優しいのでもお人よしなのでもなく、私はただ臆病なんだ。お前を欲しいと思ったその一瞬、自分に従うことをしなかったのはただ、傷つけるのを怖いと思ったからだ。
感じたくないと願うお前に、快楽を与えて良いものなのか。その資格が自分に果たしてあるのか、自信が持てなかったのだ。これ以上、彼との間にある壁を強固なものにしたくないから、叩き壊すのではなく、消してもらえないかと下手に出ただけだ。
結果として、私への警戒は少し溶けたかもしれない。

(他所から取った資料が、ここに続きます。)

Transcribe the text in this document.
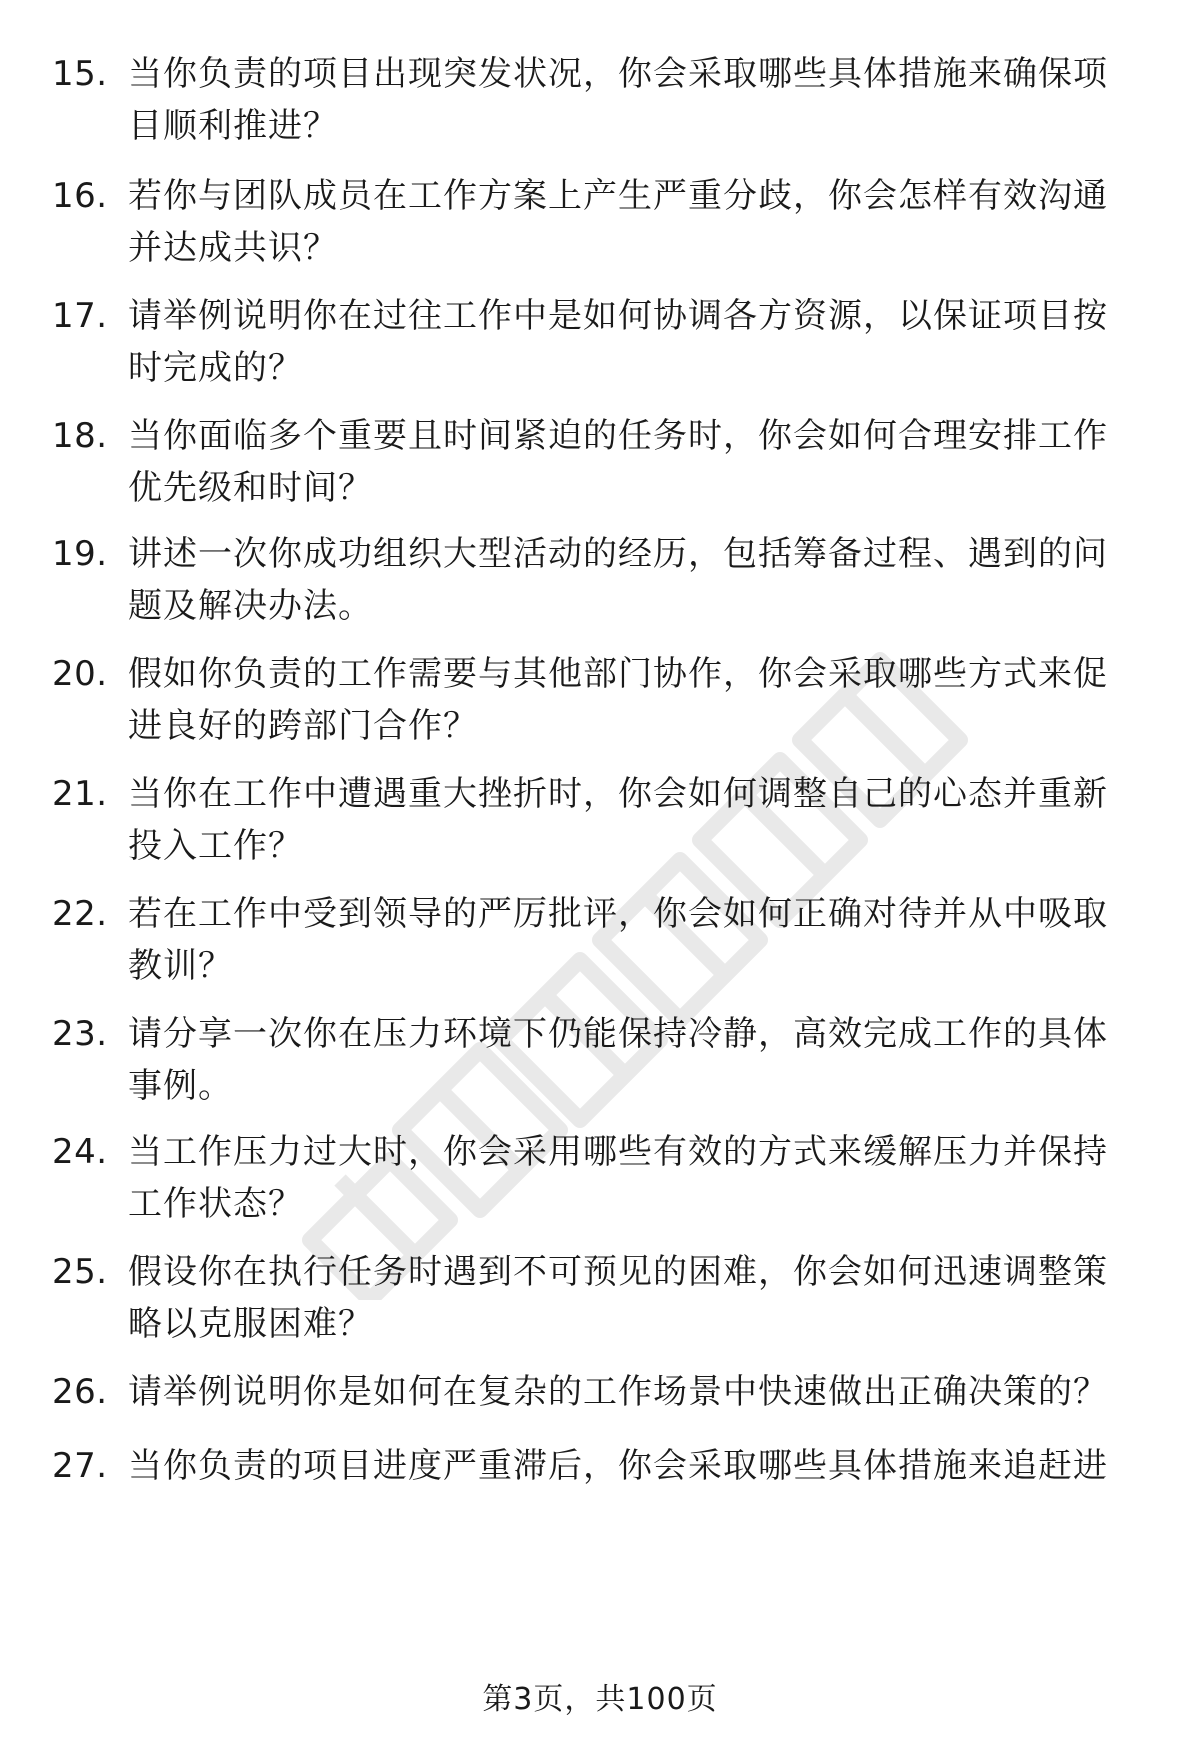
15. 当你负责的项目出现突发状况，你会采取哪些具体措施来确保项目顺利推进？
16. 若你与团队成员在工作方案上产生严重分歧，你会怎样有效沟通并达成共识？
17. 请举例说明你在过往工作中是如何协调各方资源，以保证项目按时完成的？
18. 当你面临多个重要且时间紧迫的任务时，你会如何合理安排工作优先级和时间？
19. 讲述一次你成功组织大型活动的经历，包括筹备过程、遇到的问题及解决办法。
20. 假如你负责的工作需要与其他部门协作，你会采取哪些方式来促进良好的跨部门合作？
21. 当你在工作中遭遇重大挫折时，你会如何调整自己的心态并重新投入工作？
22. 若在工作中受到领导的严厉批评，你会如何正确对待并从中吸取教训？
23. 请分享一次你在压力环境下仍能保持冷静，高效完成工作的具体事例。
24. 当工作压力过大时，你会采用哪些有效的方式来缓解压力并保持工作状态？
25. 假设你在执行任务时遇到不可预见的困难，你会如何迅速调整策略以克服困难？
26. 请举例说明你是如何在复杂的工作场景中快速做出正确决策的？
27. 当你负责的项目进度严重滞后，你会采取哪些具体措施来追赶进
第3页，共100页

こうやって身を許してくれている以上、多分、嫌われてはいない。
ただ、やっぱり彼の懐を見ることは叶わないままだ。
「今日はもうここに泊まっていくか?寮の部屋に戻るには、時間が遅すぎる」
「そんなことしていいのかよ、生徒に手出したとか思われねえ?」
「カズサのせいで拘束されていたところを保護した、と言えば疑われないだろう。それもほとんど事実だしな」
生徒に手を出したのも事実だが、不可抗力としてほしいし、そこは彼だって黙っていてくれるだろう。
「迷惑じゃね?」
「迷惑なら、もう十分にかけられている。なら最後まで面倒を見よう」
ようやく乾いた髪を、指でさっと撫でてやると彼はニッと笑った。
「やっぱ、感じなくなるの惜しいな。お前の手、気持ちいいわ」
「そうか」
笑っている、子供のように無邪気に。それでも、彼の本心が私には分からない。
お前はその壁の向こうに、何を持っているんだ?
多分、この子供は尋ねても居れてはくれないだろう。




後書き
魔法シリーズ、シリーズ?第五弾クラサメ×ナイン。
クラナイってそういえばこれが初描きですか、キングさんよりもマシだけどこの人もヘタレ臭がするのは、作者のせいです。
クラサメさん大人ですから、色々としがらみあるって分かってるし、欲に簡単に流されてくれませんよ。ナインを優しく包み込んでくる人ですよ、パパですよ。
あっ、なんかパパとか言うと援交っぽくて卑猥ですね……すみません。
多分…おそらく続きます。
カズサ編見たいなんて方、居ないことを祈ります。